Kit Thambiratnam wants to change all that. Thambiratnam, a researcher within the Speech Group at Microsoft Research Asia, has been working on a project he calls Relaxed Internet Video Exploration and Discovery, and his mission—and that of collaborating colleagues Frank Seide and Roger Yu—is to bring Internet video to the masses.
“The purpose of this project,” Thambiratnam says, “is to make enjoying Internet video as simple and easy as it is to watch traditional TV content.
“Video content was made to be enjoyed on your TV, not on your PC,” he continues. “Unfortunately, it’s just much too difficult to enjoy all the great Internet video content on your TV.”
The reasons for this are many, but they boil down to ease of use. When people are sitting back on their couch, looking for something to watch, they don’t want to browse lists, search for content, or formulate queries. They want to click a remote and have entertaining video wash over them.

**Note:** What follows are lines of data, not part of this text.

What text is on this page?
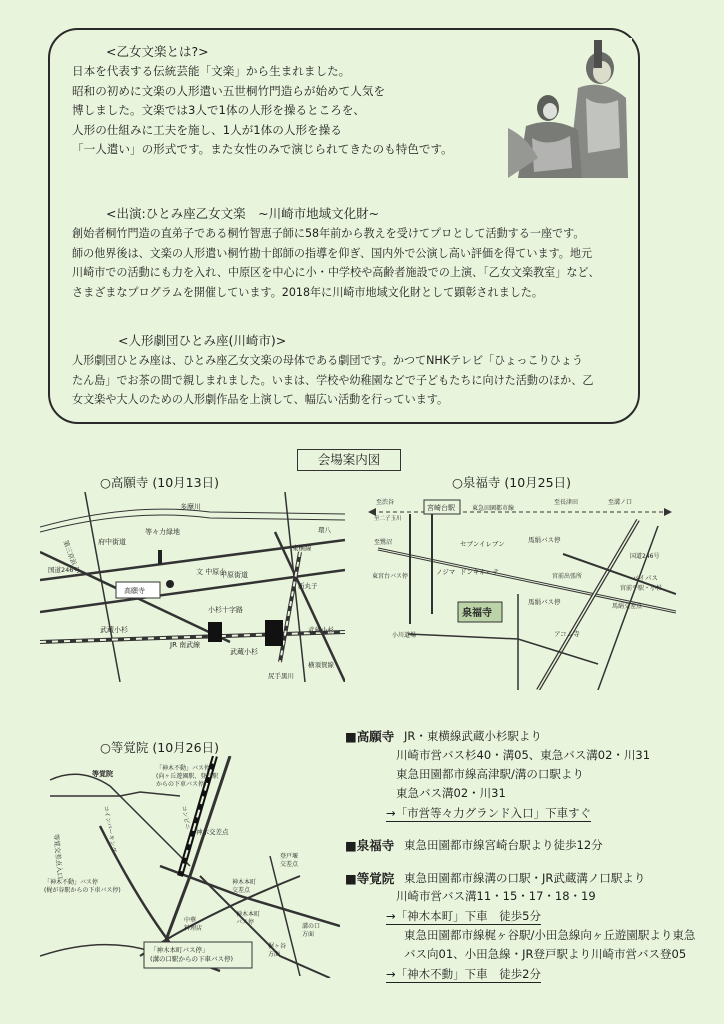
<乙女文楽とは?>
日本を代表する伝統芸能「文楽」から生まれました。
昭和の初めに文楽の人形遣い五世桐竹門造らが始めて人気を
博しました。文楽では3人で1体の人形を操るところを、
人形の仕組みに工夫を施し、1人が1体の人形を操る
「一人遣い」の形式です。また女性のみで演じられてきたのも特色です。
<出演:ひとみ座乙女文楽　~川崎市地域文化財~
創始者桐竹門造の直弟子である桐竹智恵子師に58年前から教えを受けてプロとして活動する一座です。
師の他界後は、文楽の人形遣い桐竹勘十郎師の指導を仰ぎ、国内外で公演し高い評価を得ています。地元
川崎市での活動にも力を入れ、中原区を中心に小・中学校や高齢者施設での上演、「乙女文楽教室」など、
さまざまなプログラムを開催しています。2018年に川崎市地域文化財として顕彰されました。
<人形劇団ひとみ座(川崎市)>
人形劇団ひとみ座は、ひとみ座乙女文楽の母体である劇団です。かつてNHKテレビ「ひょっこりひょう
たん島」でお茶の間で親しまれました。いまは、学校や幼稚園などで子どもたちに向けた活動のほか、乙
女文楽や大人のための人形劇作品を上演して、幅広い活動を行っています。
会場案内図
○高願寺 (10月13日)
多摩川
等々力緑地
府中街道
第三京浜
国道246号
中原街道
文 中原小
高願寺
小杉十字路
武蔵小杉
JR 南武線
武蔵小杉
新丸子
東横線
環八
武蔵小杉
横須賀線
尻手黒川
○泉福寺 (10月25日)
至渋谷
至二子玉川
宮崎台駅	東急田園都市線
至長津田	至溝ノ口
至鷺沼	セブンイレブン
ドンキホーテ
ノジマ
馬絹バス停
馬絹バス停
東宮台バス停	宮前出張所
国道246号
バイパス
アコム寺
泉福寺
小川道場
馬絹交差点
宮前平駅・小杉
○等覚院 (10月26日)
等覚院
「神木不動」バス停 (向ヶ丘遊園駅、登戸駅 からの下車バス停)
コインパーキング	コンビニ
神木交差点
等覚交差点入口
「神木不動」バス停 (梶が谷駅からの下車バス停)
神木本町 交差点
中華 料理店
神木本町 バス停
「神木本町バス停」 (溝の口駅からの下車バス停)
梶ヶ谷 方面
溝の口 方面
登戸堰 交差点
■高願寺 JR・東横線武蔵小杉駅より
川崎市営バス杉40・溝05、東急バス溝02・川31
東急田園都市線高津駅/溝の口駅より
東急バス溝02・川31
→「市営等々力グランド入口」下車すぐ
■泉福寺 東急田園都市線宮崎台駅より徒歩12分
■等覚院 東急田園都市線溝の口駅・JR武蔵溝ノ口駅より
川崎市営バス溝11・15・17・18・19
→「神木本町」下車　徒歩5分
東急田園都市線梶ヶ谷駅/小田急線向ヶ丘遊園駅より東急
バス向01、小田急線・JR登戸駅より川崎市営バス登05
→「神木不動」下車　徒歩2分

“We want to build upon familiar concepts such as TV channels and channel surfing,” Thambiratnam explains, “but then use machine learning and other ‘smart’ technologies to bridge the gap between the user and the vast amounts of video on the Internet.”
To do so, Thambiratnam is packaging three technologies into a seamless whole:
Of the three, the content recommendations are paramount in this project.

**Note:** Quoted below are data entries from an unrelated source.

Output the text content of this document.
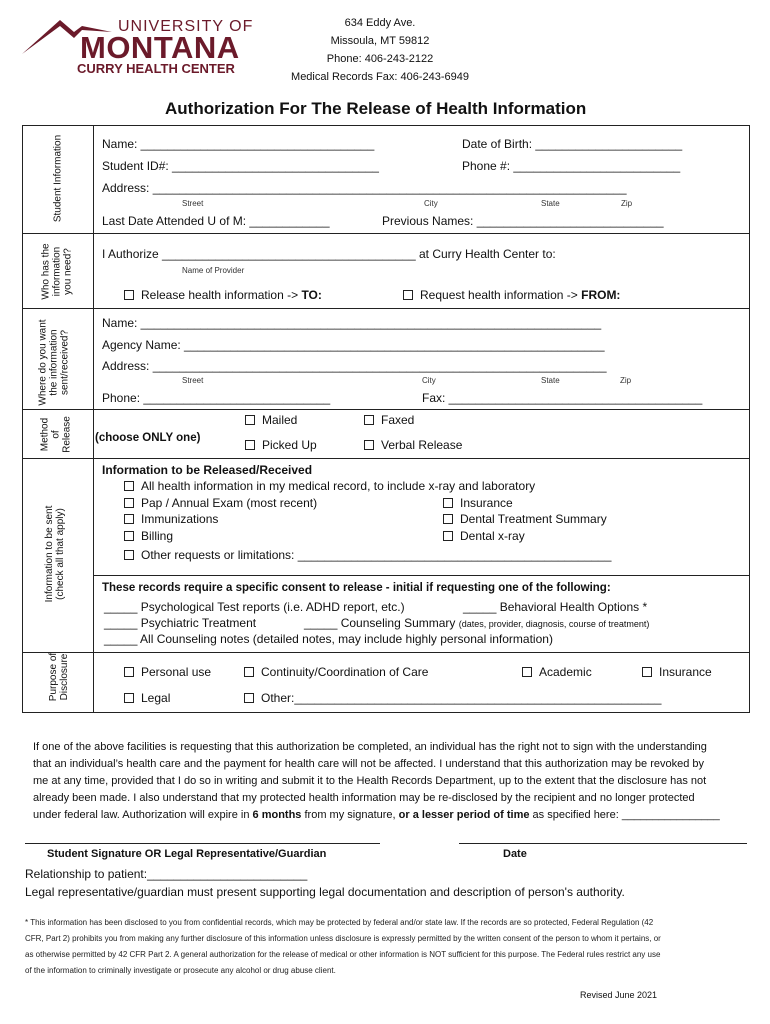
UNIVERSITY OF
MONTANA
CURRY HEALTH CENTER
634 Eddy Ave.
Missoula, MT 59812
Phone: 406-243-2122
Medical Records Fax: 406-243-6949
Authorization For The Release of Health Information
Student Information
Who has the
information
you need?
Where do you want
the information
sent/received?
Method
of
Release
Information to be sent
(check all that apply)
Purpose of
Disclosure
Name: ___________________________________	Date of Birth: ______________________
Student ID#: _______________________________	Phone #: _________________________
Address: _______________________________________________________________________
Street	City	State	Zip
Last Date Attended U of M: ____________	Previous Names: ____________________________
I Authorize ______________________________________ at Curry Health Center to:
Name of Provider
Release health information -> TO:	Request health information -> FROM:
Name: _____________________________________________________________________
Agency Name: _______________________________________________________________
Address: ____________________________________________________________________
Street	City	State	Zip
Phone: ____________________________	Fax: ______________________________________
Mailed	Faxed
(choose ONLY one)	Picked Up	Verbal Release
Information to be Released/Received
All health information in my medical record, to include x-ray and laboratory
Pap / Annual Exam (most recent)	Insurance
Immunizations	Dental Treatment Summary
Billing	Dental x-ray
Other requests or limitations: _______________________________________________
These records require a specific consent to release - initial if requesting one of the following:
_____ Psychological Test reports (i.e. ADHD report, etc.)	_____ Behavioral Health Options *
_____ Psychiatric Treatment	_____ Counseling Summary (dates, provider, diagnosis, course of treatment)
_____ All Counseling notes (detailed notes, may include highly personal information)
Personal use	Continuity/Coordination of Care	Academic	Insurance
Legal	Other:_______________________________________________________
If one of the above facilities is requesting that this authorization be completed, an individual has the right not to sign with the understanding
that an individual’s health care and the payment for health care will not be affected. I understand that this authorization may be revoked by
me at any time, provided that I do so in writing and submit it to the Health Records Department, up to the extent that the disclosure has not
already been made. I also understand that my protected health information may be re-disclosed by the recipient and no longer protected
under federal law. Authorization will expire in 6 months from my signature, or a lesser period of time as specified here: ________________
Student Signature OR Legal Representative/Guardian	Date
Relationship to patient:________________________
Legal representative/guardian must present supporting legal documentation and description of person's authority.
* This information has been disclosed to you from confidential records, which may be protected by federal and/or state law. If the records are so protected, Federal Regulation (42
CFR, Part 2) prohibits you from making any further disclosure of this information unless disclosure is expressly permitted by the written consent of the person to whom it pertains, or
as otherwise permitted by 42 CFR Part 2. A general authorization for the release of medical or other information is NOT sufficient for this purpose. The Federal rules restrict any use
of the information to criminally investigate or prosecute any alcohol or drug abuse client.
Revised June 2021
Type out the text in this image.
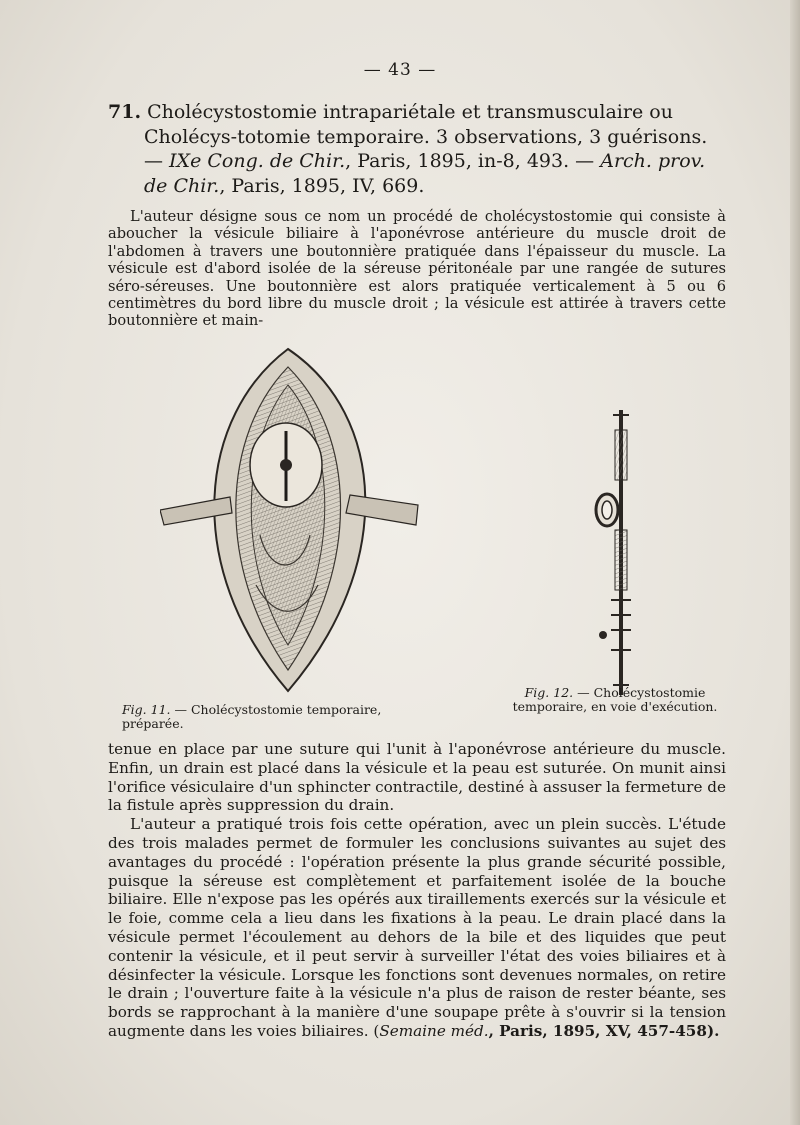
— 43 —
71. Cholécystostomie intrapariétale et transmusculaire ou Cholécys-totomie temporaire. 3 observations, 3 guérisons. — IXe Cong. de Chir., Paris, 1895, in-8, 493. — Arch. prov. de Chir., Paris, 1895, IV, 669.

L'auteur désigne sous ce nom un procédé de cholécystostomie qui consiste à aboucher la vésicule biliaire à l'aponévrose antérieure du muscle droit de l'abdomen à travers une boutonnière pratiquée dans l'épaisseur du muscle. La vésicule est d'abord isolée de la séreuse péritonéale par une rangée de sutures séro-séreuses. Une boutonnière est alors pratiquée verticalement à 5 ou 6 centimètres du bord libre du muscle droit ; la vésicule est attirée à travers cette boutonnière et main-

Fig. 11. — Cholécystostomie temporaire, préparée.
Fig. 12. — Cholécystostomie temporaire, en voie d'exécution.

tenue en place par une suture qui l'unit à l'aponévrose antérieure du muscle. Enfin, un drain est placé dans la vésicule et la peau est suturée. On munit ainsi l'orifice vésiculaire d'un sphincter contractile, destiné à assuser la fermeture de la fistule après suppression du drain.

L'auteur a pratiqué trois fois cette opération, avec un plein succès. L'étude des trois malades permet de formuler les conclusions suivantes au sujet des avantages du procédé : l'opération présente la plus grande sécurité possible, puisque la séreuse est complètement et parfaitement isolée de la bouche biliaire. Elle n'expose pas les opérés aux tiraillements exercés sur la vésicule et le foie, comme cela a lieu dans les fixations à la peau. Le drain placé dans la vésicule permet l'écoulement au dehors de la bile et des liquides que peut contenir la vésicule, et il peut servir à surveiller l'état des voies biliaires et à désinfecter la vésicule. Lorsque les fonctions sont devenues normales, on retire le drain ; l'ouverture faite à la vésicule n'a plus de raison de rester béante, ses bords se rapprochant à la manière d'une soupape prête à s'ouvrir si la tension augmente dans les voies biliaires. (Semaine méd., Paris, 1895, XV, 457-458).
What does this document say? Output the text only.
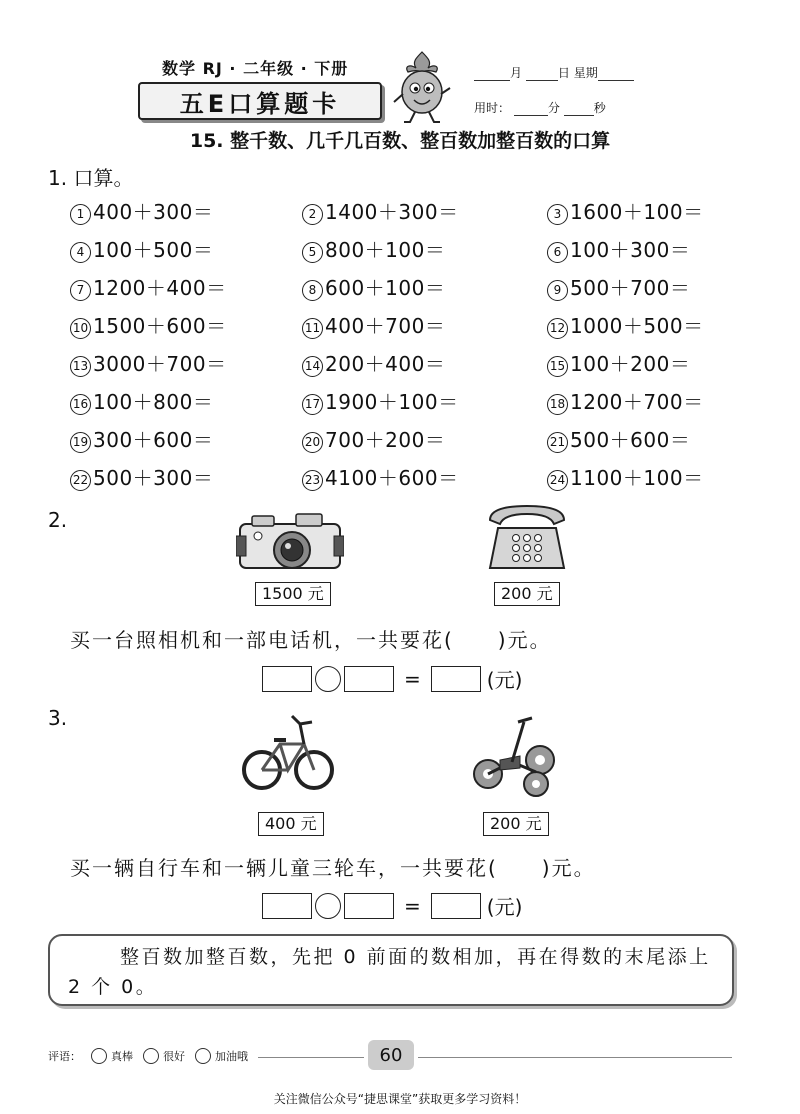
数学 RJ · 二年级 · 下册
五E口算题卡
月	日 星期
用时：	分	秒
15. 整千数、几千几百数、整百数加整百数的口算
1. 口算。
1 400＋300＝	2 1400＋300＝	3 1600＋100＝
4 100＋500＝	5 800＋100＝	6 100＋300＝
7 1200＋400＝	8 600＋100＝	9 500＋700＝
10 1500＋600＝	11 400＋700＝	12 1000＋500＝
13 3000＋700＝	14 200＋400＝	15 100＋200＝
16 100＋800＝	17 1900＋100＝	18 1200＋700＝
19 300＋600＝	20 700＋200＝	21 500＋600＝
22 500＋300＝	23 4100＋600＝	24 1100＋100＝
2.
1500 元	200 元
买一台照相机和一部电话机，一共要花(　　)元。
=	(元)
3.
400 元	200 元
买一辆自行车和一辆儿童三轮车，一共要花(　　)元。
=	(元)
整百数加整百数，先把 0 前面的数相加，再在得数的末尾添上 2 个 0。
评语：	真棒	很好	加油哦	60
关注微信公众号“捷思课堂”获取更多学习资料！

“We use speech-recognition technology to understand what’s being said in the videos, so when we recommend content, it’s more related to the actual content of the video,” Thambiratnam explains. “The idea is to provide a broad range of content related to what you’re watching. If you’re watching a documentary on houses, we may offer a news clip about rising house prices or a do-it-yourself home-improvement show.
“We're also trying to build a system that allows you to vote for content that you like, so that, as you watch, you can teach the computer how to make recommendations for you.”
Given the diversity of Internet video, one of the biggest challenges Thambiratnam faces is developing a machine-learning algorithm that works across genre, type, and quality of particular videos.
“The only ways we can realize this project is to use a cross-section of technologies,” he says, “all backed by the fundamental machine-learning techniques we use in speech recognition.
“The goal is to create the TV of tomorrow. We want to realize a video jukebox that is as simple to use as your TV, but uses machine-learning and intelligence technologies to transparently give you access to the almost infinite amount of video on the Internet.”
And the most rewarding part of working on a project like this? Thambiratnam smiles.
“It’s something I would actually use.”